Add a geom_point() with red points to show calendar 2021. Create a dataframe cal21 by filtering for yr = 2021. Use make_date() to change the yr to 2024. Add a second geom_point() with this dataframe as the data argument.
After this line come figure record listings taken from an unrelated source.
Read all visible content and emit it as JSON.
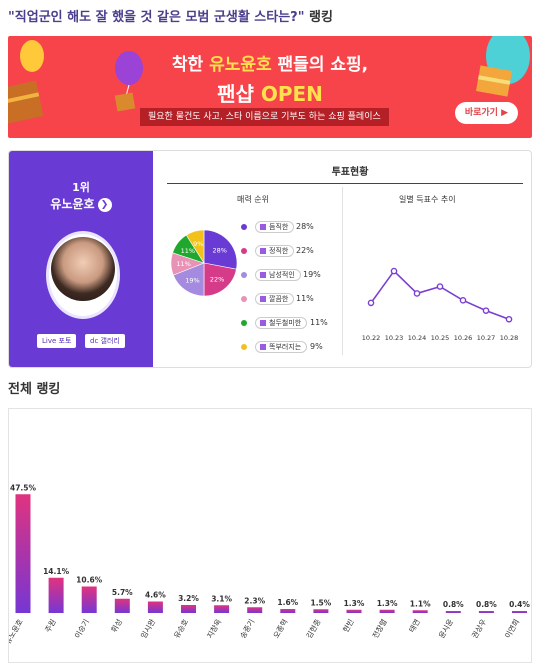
{
  "page": {
    "title_main": "\"직업군인 해도 잘 했을 것 같은 모범 군생활 스타는?\"",
    "title_suffix": " 랭킹"
  },
  "banner": {
    "line1_pre": "착한 ",
    "line1_name": "유노윤호",
    "line1_post": " 팬들의 쇼핑,",
    "line2_pre": "팬샵 ",
    "line2_open": "OPEN",
    "line3": "필요한 물건도 사고, 스타 이름으로 기부도 하는 쇼핑 플레이스",
    "cta": "바로가기 ▶",
    "colors": {
      "bg": "#f7444b",
      "accent": "#ffe14d"
    }
  },
  "vote": {
    "rank_label": "1위",
    "winner_name": "유노윤호",
    "arrow": "❯",
    "live_button": "Live 포토",
    "gallery_button": "dc 갤러리",
    "panel_title": "투표현황",
    "charm_title": "매력 순위",
    "daily_title": "일별 득표수 추이"
  },
  "chart_data": [
    {
      "type": "pie",
      "title": "매력 순위",
      "slices": [
        {
          "label": "듬직한",
          "value": 28,
          "color": "#6a3bd4",
          "pct": "28%"
        },
        {
          "label": "정직한",
          "value": 22,
          "color": "#d63b8a",
          "pct": "22%"
        },
        {
          "label": "남성적인",
          "value": 19,
          "color": "#a48be0",
          "pct": "19%"
        },
        {
          "label": "깔끔한",
          "value": 11,
          "color": "#e893b5",
          "pct": "11%"
        },
        {
          "label": "철두철미한",
          "value": 11,
          "color": "#1fa82d",
          "pct": "11%"
        },
        {
          "label": "똑부러지는",
          "value": 9,
          "color": "#f2c21b",
          "pct": "9%"
        }
      ]
    },
    {
      "type": "line",
      "title": "일별 득표수 추이",
      "x": [
        "10.22",
        "10.23",
        "10.24",
        "10.25",
        "10.26",
        "10.27",
        "10.28"
      ],
      "values": [
        35,
        72,
        46,
        54,
        38,
        26,
        16
      ],
      "ylim": [
        0,
        100
      ],
      "color": "#7b3fd0"
    },
    {
      "type": "bar",
      "title": "전체 랭킹",
      "categories": [
        "유노윤호",
        "주원",
        "이승기",
        "휘성",
        "임시완",
        "유승호",
        "지창욱",
        "송중기",
        "오종혁",
        "김현중",
        "현빈",
        "전창렬",
        "태연",
        "윤시윤",
        "권상우",
        "이연희"
      ],
      "values": [
        47.5,
        14.1,
        10.6,
        5.7,
        4.6,
        3.2,
        3.1,
        2.3,
        1.6,
        1.5,
        1.3,
        1.3,
        1.1,
        0.8,
        0.8,
        0.4
      ],
      "value_labels": [
        "47.5%",
        "14.1%",
        "10.6%",
        "5.7%",
        "4.6%",
        "3.2%",
        "3.1%",
        "2.3%",
        "1.6%",
        "1.5%",
        "1.3%",
        "1.3%",
        "1.1%",
        "0.8%",
        "0.8%",
        "0.4%"
      ],
      "ylim": [
        0,
        100
      ],
      "colors": {
        "top": "#e0337f",
        "bottom": "#7636d4"
      }
    }
  ],
  "ranking": {
    "title": "전체 랭킹"
  }
}
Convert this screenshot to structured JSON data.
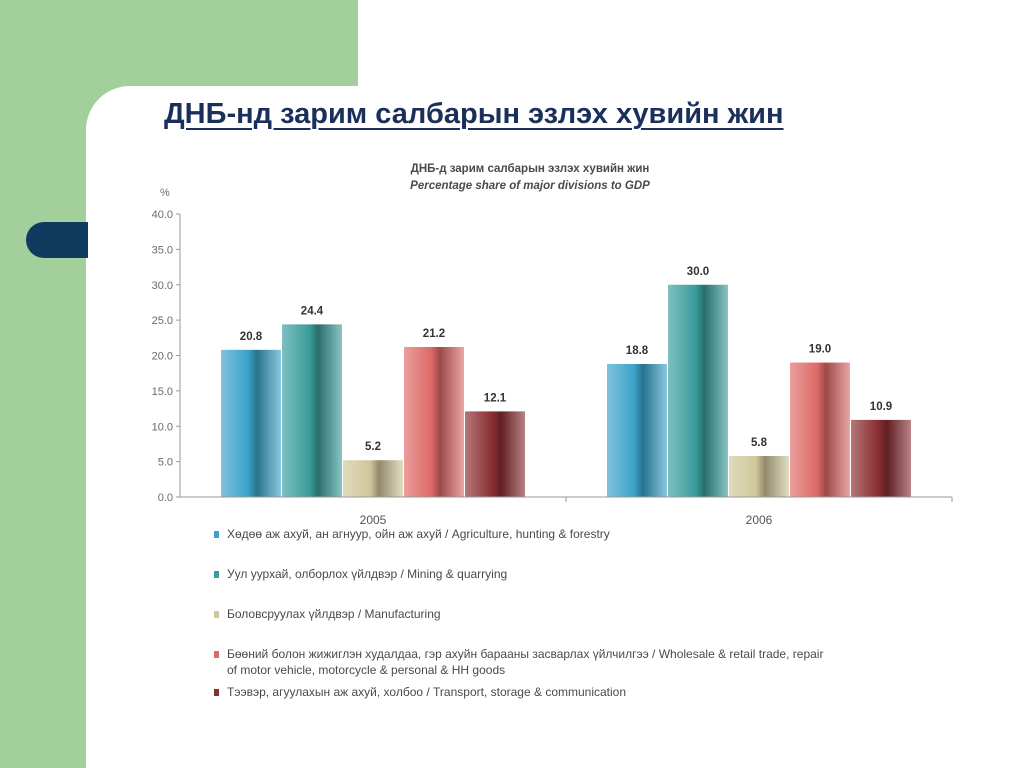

Set the size parameter to .5 in the second geom_point().
cal21 = oly_airport %>%
filter(yr == 2021) %>%
mutate(DATE = make_date(2024,mo,dy))
cal24 %>%
ggplot(aes(x = DATE, y = TMAX)) +
geom_point(size = .2, alpha = .2) +
geom_point(data = cal21,aes(x = DATE, y = TMAX),
color = "red",size=.5)
For each value of DATE compute a mean of TMAX and display the results in a graph.
cal24 %>%
group_by(DATE) %>%
summarize(MTMAX = mean(TMAX)) %>%
ggplot(aes(x = DATE,y = MTMAX)) +
geom_point(size = .5)
Do a density plot of the mean values of TMAX.
cal24 %>%
group_by(DATE) %>%
summarize(MTMAX = mean(TMAX)) %>%
ggplot(aes(x = MTMAX)) +
geom_density(adjust = .2)
Create a scatterplot showing all of the values of TMIN for each value of DATE. Set size and alpha to .1 in the call to geom_point() to deal with the overplotting.
## Smoothing
Add geom_smooth() to the previous graph.
cal24 %>%
ggplot(aes(x = DATE, y = TMIN)) +
geom_point(size = .2, alpha = .2) +
geom_smooth(color = "red")
## `geom_smooth()` using method = 'gam' and formula 'y ~ s(x, bs = "cs")'
Add a geom_point() with red points to show calendar 2021. Create a dataframe cal21 by filtering for yr = 2021. Use make_date() to change the yr to 2024. Add a second geom_point() with this dataframe as the data argument. Set the size parameter to .5 in the second geom_point().
cal21 = oly_airport %>%
filter(yr == 2021) %>%
mutate(DATE = make_date(2024,mo,dy))
cal24 %>%
ggplot(aes(x = DATE, y = TMIN)) +
geom_point(size = .2, alpha = .2) +
geom_point(data = cal21,aes(x = DATE, y = TMIN),
color = "red",size=.5)
For each value of DATE compute a mean of TMIN and display the results in a graph.
cal24 %>%
group_by(DATE) %>%
summarize(MTMIN = mean(TMIN)) %>%
ggplot(aes(x = DATE,y = MTMIN)) +
geom_point(size = .5)
Do a density plot of the mean values of TMIN.